Propos recueillis par Patrick Mandon et Gil Mihaely.

Causeur. Dans la culture occidentale, la forêt est un ailleurs, un lieu de rupture, la frontière de la civilisation. Votre livre Dans les forêts de Sibérie relate votre séjour dans une cabane au bord du lac Baïkal. Avec quoi vouliez-vous rompre ?

Sylvain Tesson. Même si j’emportais des caisses de nourriture, quelques ustensiles et des livres, la forêt, c’est un repli vers le sauvage, l’archaïque. En dehors du crucifix, l’instrument principal du chrétien, notamment du moine, aux xiie et xiiie siècles, était la hache ! C’était le moment du grand déboisement. Les dieux sylvestres se retiraient, les terres sauvages se raréfiaient. Les grandes abbayes faisaient reculer la forêt pour conquérir des terres pour l’agriculture. Au-delà d’évidentes raisons économiques, une autre dimension était en jeu : symboliquement, la forêt est le couvercle qui contient ce qui n’est pas civilisé, ce qui échappe au culturel – le païen, l’inconnu, le danger. Dans les contes, la forêt est repaire de sorcières. Lorsqu’on pénètre sous la voûte des arbres, on est enfermé sous un toit qui annule l’horizon et sa sécurité. On devient plus aisément claustrophobe dans la taïga que dans une grande chênaie ou une hêtraie de l’Europe occidentale. L’obscurité produit un enténèbrement psychique.
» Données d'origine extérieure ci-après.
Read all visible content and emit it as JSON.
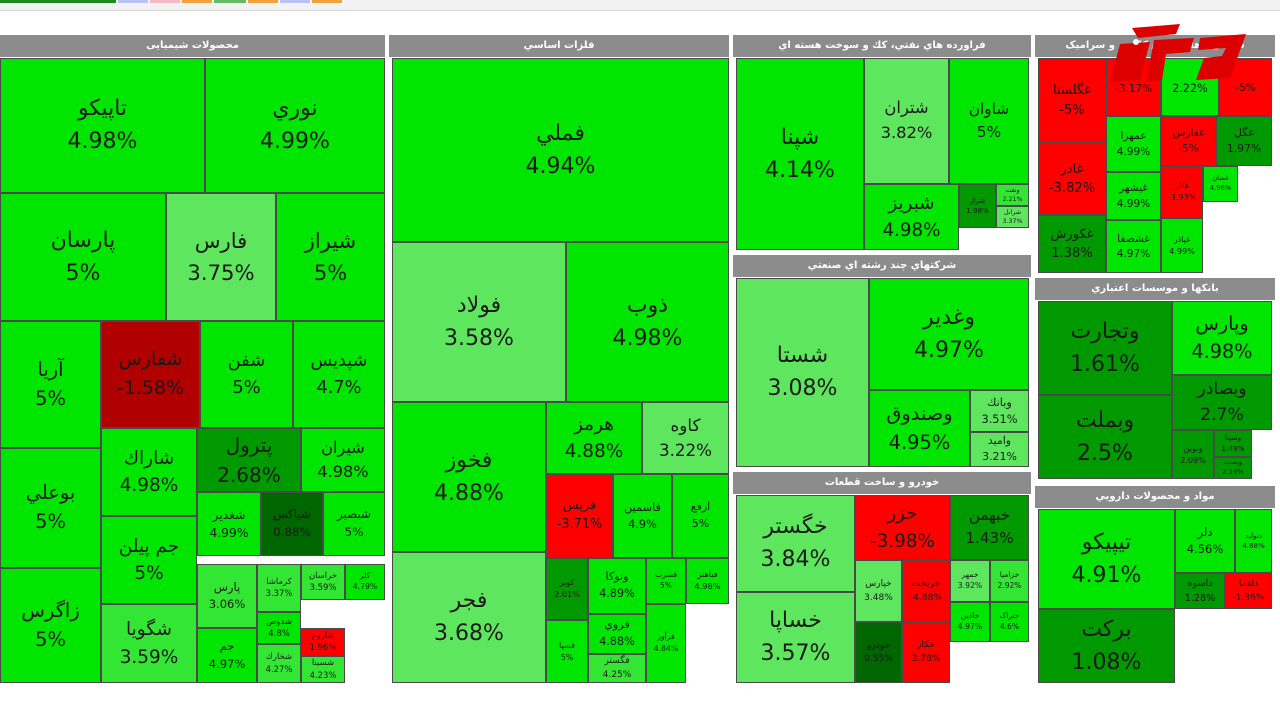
{
  "colors": {
    "strong_green": "#00e600",
    "mid_green": "#33e633",
    "light_green": "#5ee65e",
    "dark_green": "#009900",
    "darker_green": "#006600",
    "red": "#ff0000",
    "dark_red": "#b00000",
    "header": "#8c8c8c"
  },
  "chart_data": {
    "type": "treemap",
    "sectors": [
      {
        "id": "chem",
        "name": "محصولات شیمیایی",
        "tiles": [
          {
            "name": "تاپیکو",
            "value": "4.98%"
          },
          {
            "name": "نوري",
            "value": "4.99%"
          },
          {
            "name": "پارسان",
            "value": "5%"
          },
          {
            "name": "فارس",
            "value": "3.75%"
          },
          {
            "name": "شیراز",
            "value": "5%"
          },
          {
            "name": "آريا",
            "value": "5%"
          },
          {
            "name": "شفارس",
            "value": "-1.58%"
          },
          {
            "name": "شفن",
            "value": "5%"
          },
          {
            "name": "شپدیس",
            "value": "4.7%"
          },
          {
            "name": "بوعلي",
            "value": "5%"
          },
          {
            "name": "شاراك",
            "value": "4.98%"
          },
          {
            "name": "پترول",
            "value": "2.68%"
          },
          {
            "name": "شیران",
            "value": "4.98%"
          },
          {
            "name": "جم پیلن",
            "value": "5%"
          },
          {
            "name": "شغدیر",
            "value": "4.99%"
          },
          {
            "name": "شیاکس",
            "value": "0.88%"
          },
          {
            "name": "شبصیر",
            "value": "5%"
          },
          {
            "name": "زاگرس",
            "value": "5%"
          },
          {
            "name": "شگویا",
            "value": "3.59%"
          },
          {
            "name": "پارس",
            "value": "3.06%"
          },
          {
            "name": "کرماشا",
            "value": "3.37%"
          },
          {
            "name": "خراسان",
            "value": "3.59%"
          },
          {
            "name": "کلر",
            "value": "4.79%"
          },
          {
            "name": "جم",
            "value": "4.97%"
          },
          {
            "name": "شدوص",
            "value": "4.8%"
          },
          {
            "name": "شخارك",
            "value": "4.27%"
          },
          {
            "name": "شاروم",
            "value": "1.96%"
          },
          {
            "name": "شسینا",
            "value": "4.23%"
          }
        ]
      },
      {
        "id": "metals",
        "name": "فلزات اساسي",
        "tiles": [
          {
            "name": "فملي",
            "value": "4.94%"
          },
          {
            "name": "فولاد",
            "value": "3.58%"
          },
          {
            "name": "ذوب",
            "value": "4.98%"
          },
          {
            "name": "فخوز",
            "value": "4.88%"
          },
          {
            "name": "هرمز",
            "value": "4.88%"
          },
          {
            "name": "کاوه",
            "value": "3.22%"
          },
          {
            "name": "فريس",
            "value": "-3.71%"
          },
          {
            "name": "فاسمین",
            "value": "4.9%"
          },
          {
            "name": "ارفع",
            "value": "5%"
          },
          {
            "name": "فجر",
            "value": "3.68%"
          },
          {
            "name": "کویر",
            "value": "2.01%"
          },
          {
            "name": "ونوکا",
            "value": "4.89%"
          },
          {
            "name": "فسرب",
            "value": "5%"
          },
          {
            "name": "فباهنر",
            "value": "4.98%"
          },
          {
            "name": "فرآور",
            "value": "4.84%"
          },
          {
            "name": "فسپا",
            "value": "5%"
          },
          {
            "name": "فروي",
            "value": "4.88%"
          },
          {
            "name": "فگستر",
            "value": "4.25%"
          }
        ]
      },
      {
        "id": "oil",
        "name": "فراورده هاي نفتي، كك و سوخت هسته اي",
        "tiles": [
          {
            "name": "شپنا",
            "value": "4.14%"
          },
          {
            "name": "شتران",
            "value": "3.82%"
          },
          {
            "name": "شاوان",
            "value": "5%"
          },
          {
            "name": "شبریز",
            "value": "4.98%"
          },
          {
            "name": "شراز",
            "value": "1.98%"
          },
          {
            "name": "شرانل",
            "value": "3.37%"
          },
          {
            "name": "ونفت",
            "value": "2.21%"
          }
        ]
      },
      {
        "id": "multi",
        "name": "شرکتهاي چند رشته اي صنعتي",
        "tiles": [
          {
            "name": "شستا",
            "value": "3.08%"
          },
          {
            "name": "وغدير",
            "value": "4.97%"
          },
          {
            "name": "وصندوق",
            "value": "4.95%"
          },
          {
            "name": "وبانك",
            "value": "3.51%"
          },
          {
            "name": "واميد",
            "value": "3.21%"
          }
        ]
      },
      {
        "id": "auto",
        "name": "خودرو و ساخت قطعات",
        "tiles": [
          {
            "name": "خگستر",
            "value": "3.84%"
          },
          {
            "name": "خزر",
            "value": "-3.98%"
          },
          {
            "name": "خبهمن",
            "value": "1.43%"
          },
          {
            "name": "خساپا",
            "value": "3.57%"
          },
          {
            "name": "خپارس",
            "value": "3.48%"
          },
          {
            "name": "خریخت",
            "value": "-4.88%"
          },
          {
            "name": "خمهر",
            "value": "3.92%"
          },
          {
            "name": "خزامیا",
            "value": "2.92%"
          },
          {
            "name": "خودرو",
            "value": "0.55%"
          },
          {
            "name": "خکار",
            "value": "3.78%"
          },
          {
            "name": "خاذین",
            "value": "4.97%"
          },
          {
            "name": "ختراک",
            "value": "4.6%"
          }
        ]
      },
      {
        "id": "cement",
        "name": "سیمان، آهك و گچ / کاشي و سرامیک",
        "tiles": [
          {
            "name": "غگلستا",
            "value": "-5%"
          },
          {
            "name": "",
            "value": "-3.17%"
          },
          {
            "name": "",
            "value": "2.22%"
          },
          {
            "name": "",
            "value": "-5%"
          },
          {
            "name": "عمهرا",
            "value": "4.99%"
          },
          {
            "name": "غفارس",
            "value": "-5%"
          },
          {
            "name": "غگل",
            "value": "1.97%"
          },
          {
            "name": "غادر",
            "value": "-3.82%"
          },
          {
            "name": "غیشهر",
            "value": "4.99%"
          },
          {
            "name": "غاذر",
            "value": "-3.93%"
          },
          {
            "name": "غشان",
            "value": "4.96%"
          },
          {
            "name": "غکورش",
            "value": "1.38%"
          },
          {
            "name": "غشصفا",
            "value": "4.97%"
          },
          {
            "name": "غپاذر",
            "value": "4.99%"
          }
        ]
      },
      {
        "id": "banks",
        "name": "بانکها و موسسات اعتباري",
        "tiles": [
          {
            "name": "وتجارت",
            "value": "1.61%"
          },
          {
            "name": "وپارس",
            "value": "4.98%"
          },
          {
            "name": "وبصادر",
            "value": "2.7%"
          },
          {
            "name": "وبملت",
            "value": "2.5%"
          },
          {
            "name": "ونوين",
            "value": "2.09%"
          },
          {
            "name": "وسینا",
            "value": "1.49%"
          },
          {
            "name": "وپست",
            "value": "2.19%"
          }
        ]
      },
      {
        "id": "pharma",
        "name": "مواد و محصولات دارويي",
        "tiles": [
          {
            "name": "تیپیکو",
            "value": "4.91%"
          },
          {
            "name": "دلر",
            "value": "4.56%"
          },
          {
            "name": "دتولید",
            "value": "4.88%"
          },
          {
            "name": "برکت",
            "value": "1.08%"
          },
          {
            "name": "داسوه",
            "value": "1.28%"
          },
          {
            "name": "دلقما",
            "value": "-1.36%"
          }
        ]
      }
    ]
  }
}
Qu’est-ce que la vie dans la forêt change au plus profond à nos façons d’être et de sentir ? Est-ce qu’on a peur ?

Le son est atténué, la vision lointaine est barrée par le caractère touffu de la forêt, et, surtout, on échappe à ses habitudes d’urbain, de civilisé, ou même à la règle paysanne. Dans la forêt, on renoue avec une forme d’animalité. Si nous descendons du singe, nous venons donc des grands bois. Et, dans ces espaces des origines, on se tient toujours aux aguets. Dans les espaces ouverts comme la steppe, ou la plaine, on voit arriver le danger, pas dans une forêt. Sous François Ier, la forêt de Bondy était l’antre des brigands. Comme la Seine-Saint-Denis aujourd’hui, il valait mieux l’éviter à la Saint-Sylvestre ! L’ennemi vous attend toujours « au coin du bois ».